Heyet Tahrir el-Şam’ın (HTŞ) güncel durumu hakkında konuşan Aktaş, şu yorumu yaptı:

"HTŞ, dün terör örgütü olarak anılıyordu. Ancak bugün halkın çoğu HTŞ’nin varlığından memnun. Colani’nin liderliğindeki grup, bölgede yaşanan çatışma ortamını yatıştırmak ve çözüm bulmak için çalışıyor.
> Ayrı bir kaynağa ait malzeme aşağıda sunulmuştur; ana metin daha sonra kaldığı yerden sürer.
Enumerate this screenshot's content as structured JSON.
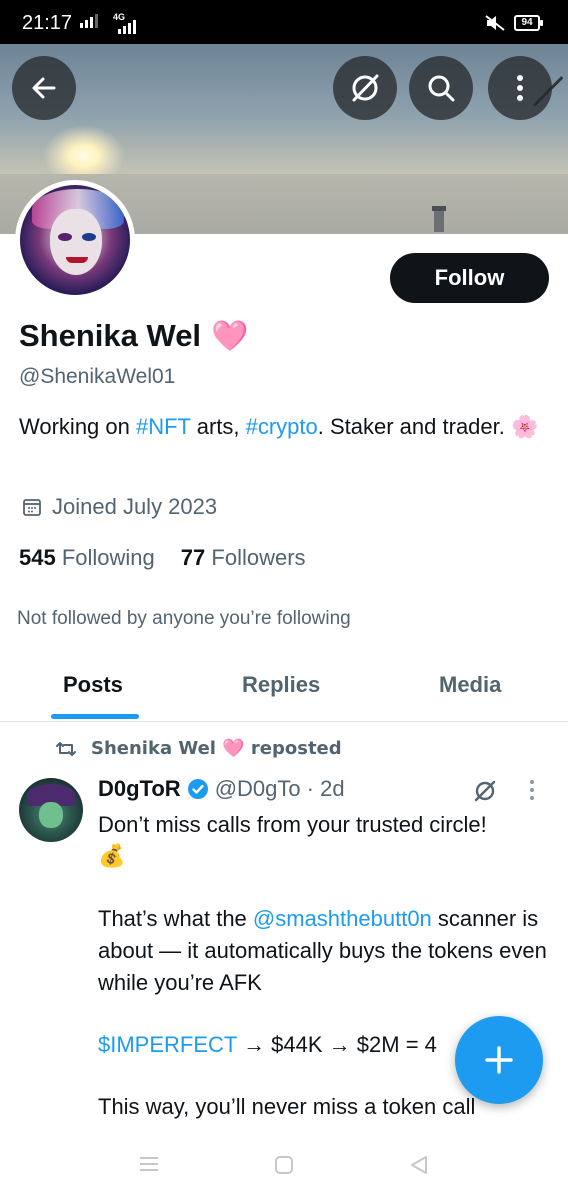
{
  "status_bar": {
    "time": "21:17",
    "network": "4G",
    "battery": "94"
  },
  "header": {
    "back_icon": "arrow-left-icon",
    "grok_icon": "grok-slash-icon",
    "search_icon": "search-icon",
    "more_icon": "more-vertical-icon"
  },
  "profile": {
    "name": "Shenika Wel",
    "name_emoji": "🩷",
    "handle": "@ShenikaWel01",
    "follow_label": "Follow",
    "bio": {
      "t1": "Working on ",
      "tag1": "#NFT",
      "t2": " arts, ",
      "tag2": "#crypto",
      "t3": ". Staker and trader. ",
      "emoji": "🌸"
    },
    "joined": "Joined July 2023",
    "following_count": "545",
    "following_label": "Following",
    "followers_count": "77",
    "followers_label": "Followers",
    "not_followed": "Not followed by anyone you’re following"
  },
  "tabs": [
    {
      "label": "Posts",
      "active": true
    },
    {
      "label": "Replies",
      "active": false
    },
    {
      "label": "Media",
      "active": false
    }
  ],
  "post": {
    "repost_text": "Shenika Wel 🩷 reposted",
    "author_name": "D0gToR",
    "author_handle": "@D0gTo",
    "time": "· 2d",
    "line1": "Don’t miss calls from your trusted circle!",
    "emoji1": "💰",
    "line2a": "That’s what the ",
    "mention": "@smashthebutt0n",
    "line2b": " scanner is about — it automatically buys the tokens even while you’re AFK",
    "cashtag": "$IMPERFECT",
    "line3": " → $44K → $2M = 4",
    "line4": "This way, you’ll never miss a token call"
  },
  "colors": {
    "accent": "#1d9bf0",
    "text": "#0f1419",
    "muted": "#536471",
    "follow_button": "#0f1419"
  }
}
Bu durum, halk nezdinde HTŞ’yi daha kabul edilebilir bir konuma getiriyor."

"Suriye’de bölünme yerini üniter devlet atmosferine bırakıyor"

Son olarak Suriye’de üçe dörde bölünme fikrinin zayıfladığını belirten Aktaş, şu yorumu yaptı:

"Görünen o ki, Suriye’de özerk yapıların mümkün olacağı fikri yerini, üniter bir devlet atmosferine bırakıyor. Yeni dönemde bölge halkını temsil eden, teröre bulaşmamış liderlerin rol oynaması gerektiğine inanıyorum."

Aktaş, bölgede yaşanan gelişmelerin Türkiye’nin çıkarlarına uygun bir yönde ilerlediğini vurgulayarak, bölgedeki istikrarın sürekliliği için diplomasi ve diyaloğun önemine dikkat çekti.